Thornton plays the title character (how they were able to get away with such a name in the title alone is amazing), who is, as mentioned earlier, the gym teacher from hell to top all gym teachers from hell. In the opening scene, we see Mr. Woodcock tormenting a young class of kids. This class pays a hefty price for so much as breathing too loudly during his instructions. Woodcock’s weapon of choice is a basketball, which he uses on the kids for target practice.
The most tormented of the class was John Farley, whom Woodcock picked on and humiliated in front of the rest of the class, and was the butt of many overweight jokes. As an adult, Farley (Seann William Scott) experiences success as the most popular self-help author in America. After a book signing tour, John comes home to visit his widowed mom (Susan Sarandon) who has some surprising news; she’s dating again, and her boyfriend is…you guessed it, WOODCOCK!
What follows is expected in a comedy like this. John tries to save his mom from the devil that is Mr. Woodcock. He doesn’t want mom dating the man who he considers to be Satan. It gets even more desperate for John when mom reveals that she and Woodcock have gotten engaged.
Along with a childhood friend named Needleman (Ethan Suplee), John tries to bring forth evidence that Woodcock isn’t exactly the loving man he appears to be in front of his mom. And this results in many funny moments. I did laugh out loudly during a scene where a video recording of intended evidence against Woodcock goes horrible when mom and Woodcock walk in on the wrong segment of the video, which gets replayed over and over again unintentionally.
And the byplay between Thornton and Scott is quite hysterical at times. But all through the movie, I kept thinking of School For Scoundrels, a much funnier comedy that not only had Thornton playing a similar character, but also had an all too similar story structure; with the gruff Thornton facing off with Jon Heder in a self help class for idiots.
But Billy Bob is in such top form, and scenes like the one where Woodcock teaches a swimming class for the elderly with his trademark brutal techniques make you wish the movie surrounding it could be a lot better and more original. And the ending feels so much more like a cop out, when you can smell a much edgier ending that would perfectly close this one.
Mr. Woodcock is almost recommending for Billy Bob Thornton’s dead on performance, but if you’ve seen the other movies mentioned, especially School For Scoundrels, you needn’t really bother.
New Line once again delivers a top-notch video job. The anamorphic picture is thoroughly clean and crisp. The flesh tones are striking and the picture is bright and lively as can be. No image flaws detected at any point, making this a terrifically sharp presentation.
Though more of a dialogue driven comedy, the 5.1 mix does work well in several areas. A lot of physical comedy provides many strong sounding moments, and music playback, as well as dialogue delivery is extremely well handled.
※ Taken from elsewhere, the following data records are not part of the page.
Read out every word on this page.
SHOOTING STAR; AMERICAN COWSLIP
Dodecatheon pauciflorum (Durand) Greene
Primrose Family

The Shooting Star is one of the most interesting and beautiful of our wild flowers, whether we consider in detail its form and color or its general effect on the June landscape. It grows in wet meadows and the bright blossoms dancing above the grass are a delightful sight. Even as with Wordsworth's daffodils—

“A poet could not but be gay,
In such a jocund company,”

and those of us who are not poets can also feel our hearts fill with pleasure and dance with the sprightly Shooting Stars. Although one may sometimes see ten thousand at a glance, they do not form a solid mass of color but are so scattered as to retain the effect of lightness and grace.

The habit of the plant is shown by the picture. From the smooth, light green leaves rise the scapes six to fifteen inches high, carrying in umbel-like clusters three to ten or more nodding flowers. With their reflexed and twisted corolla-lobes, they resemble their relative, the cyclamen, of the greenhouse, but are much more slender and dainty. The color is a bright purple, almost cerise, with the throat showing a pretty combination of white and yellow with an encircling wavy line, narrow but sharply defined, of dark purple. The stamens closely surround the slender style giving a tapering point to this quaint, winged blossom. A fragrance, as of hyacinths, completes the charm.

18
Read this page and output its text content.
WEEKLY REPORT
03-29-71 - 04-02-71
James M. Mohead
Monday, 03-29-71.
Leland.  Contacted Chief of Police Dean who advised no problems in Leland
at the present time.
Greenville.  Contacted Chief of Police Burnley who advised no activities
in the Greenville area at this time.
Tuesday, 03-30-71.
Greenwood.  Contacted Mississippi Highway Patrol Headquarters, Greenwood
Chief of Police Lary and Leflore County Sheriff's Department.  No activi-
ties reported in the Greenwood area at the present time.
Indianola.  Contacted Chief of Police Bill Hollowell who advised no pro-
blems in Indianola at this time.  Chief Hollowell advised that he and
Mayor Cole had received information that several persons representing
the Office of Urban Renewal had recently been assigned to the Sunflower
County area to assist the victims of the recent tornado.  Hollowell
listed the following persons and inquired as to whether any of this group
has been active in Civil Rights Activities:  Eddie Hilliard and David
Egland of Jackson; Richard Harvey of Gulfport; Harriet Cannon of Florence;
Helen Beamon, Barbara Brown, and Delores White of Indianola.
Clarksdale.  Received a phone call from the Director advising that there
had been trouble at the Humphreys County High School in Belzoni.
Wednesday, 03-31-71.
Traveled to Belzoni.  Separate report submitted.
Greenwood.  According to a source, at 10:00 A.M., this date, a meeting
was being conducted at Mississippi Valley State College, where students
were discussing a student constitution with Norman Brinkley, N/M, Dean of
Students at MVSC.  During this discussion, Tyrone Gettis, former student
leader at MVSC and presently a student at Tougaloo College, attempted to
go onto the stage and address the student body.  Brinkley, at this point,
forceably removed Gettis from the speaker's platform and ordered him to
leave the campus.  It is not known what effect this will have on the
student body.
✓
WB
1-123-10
Included on this release are about thirteen minutes worth of Deleted Scenes, as well as two featurettes; “The Making of Mr. Woodcock” and “P.E. Trauma Tales”, and a Theatrical Trailer as well as bonus trailers for additional New Line releases.
It’s a close call for me, and trust me when I say you could do a lot worse than Mr. Woodcock (the movie, not the character). Again, this comedy will work better on those who aren’t quite familiar with Billy Bob Thornton’s past comedy endeavors.